# You gotta see this....



## Homey (Apr 20, 2004)

These pictures where taken at the pond behind someone's house. 
Their neighbor saw a ball bouncing around kind of strange like and when 
he went to investigate, it was a flathead catfish with a child's 
basketball stuck in its mouth and the pictures tell the rest of the 
story. His wife did have to cut the ball in order to deflate the ball 
and release the catfish. 

Moral of story: Do not be a ball hog. :eek


----------



## JUSTCRAZY (Apr 6, 2004)

Well the good thing was that the fish lived!


----------



## 03zrider (May 17, 2004)

i guess i have been using the wrong bait.next time i go to walmart i will hit the toy section rather than the fishing isle


----------



## Stretch (Apr 5, 2004)

Just when you thought you had seen it all.

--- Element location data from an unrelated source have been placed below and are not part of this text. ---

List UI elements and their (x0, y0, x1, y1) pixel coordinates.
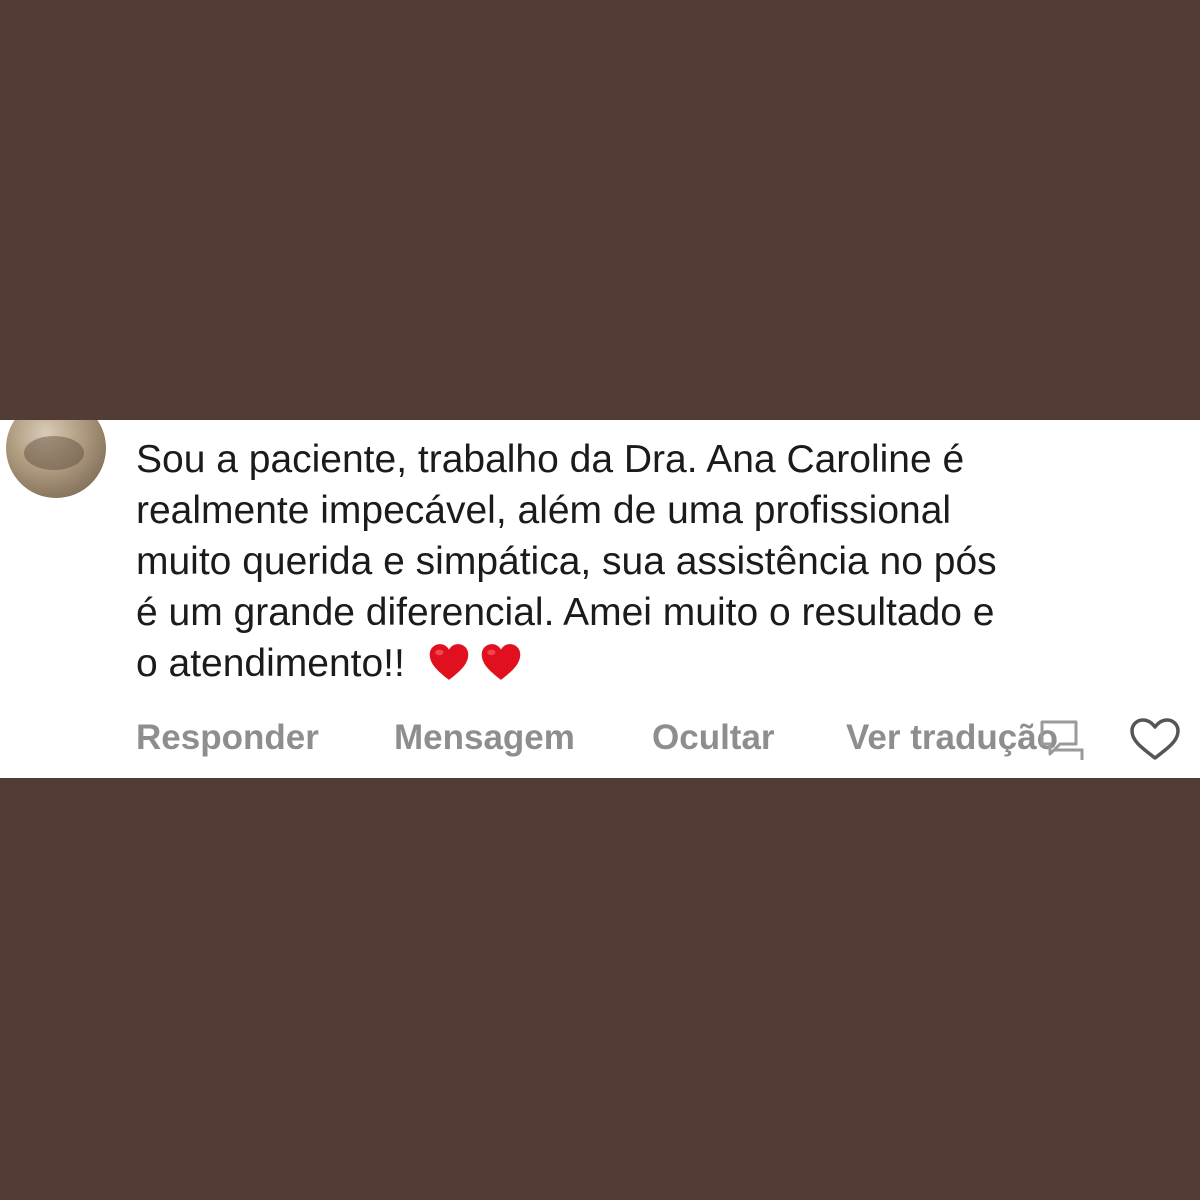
comment-card: Sou a paciente, trabalho da Dra. Ana Car… (0, 420, 1200, 778)
hide-button[interactable]: Ocultar (652, 716, 775, 760)
comment-text: Sou a paciente, trabalho da Dra. Ana Car… (136, 434, 1186, 689)
see-translation-button[interactable]: Ver tradução (846, 716, 1058, 760)
reply-button[interactable]: Responder (136, 716, 319, 760)
like-heart-icon[interactable] (1128, 716, 1182, 762)
avatar[interactable] (6, 420, 106, 498)
translate-overlay-icon (1040, 720, 1084, 760)
emoji-row (405, 642, 523, 685)
red-heart-emoji-icon (481, 644, 521, 680)
comment-actions: Responder Mensagem Ocultar Ver tradução (136, 716, 1186, 766)
red-heart-emoji-icon (429, 644, 469, 680)
message-button[interactable]: Mensagem (394, 716, 575, 760)
comment-body: Sou a paciente, trabalho da Dra. Ana Car… (136, 438, 997, 685)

Sure glad the fish is ok.....Stretch


----------



## flathunter (Apr 5, 2004)

Thanks for sharing those pics, interesting.


----------



## truck (Apr 12, 2004)

Pretty cool pics,what the heck was that flat thinking he was eating


----------



## atrkyhntr (May 31, 2004)

Wow...
Glad I saw the pics cause thats hard to...


----------



## Chuck P. (Apr 8, 2004)

I need a pond like that.


----------



## Stampede (Apr 11, 2004)

That's something you don't see everyday!  
hymmm how to get a big red dough ball to float?


----------



## Darwin (Apr 12, 2004)

Ok guys maybe I am just a little to skeptical but I have a hard time believing that fish got that ball stuck in his mouth? I am glad that the fella saved the fish but I am thinking the catfish had help getting that ball stuck in his mouth! Maybe someone caught it and then crammed the ball in there?
Thanks for posting the pictures, I agree that is something you do not see evryday!


----------



## firecat (Apr 7, 2004)

I don't have a hard time believing it at all. In fact I am going to have to start using bigger baits.

Larry


----------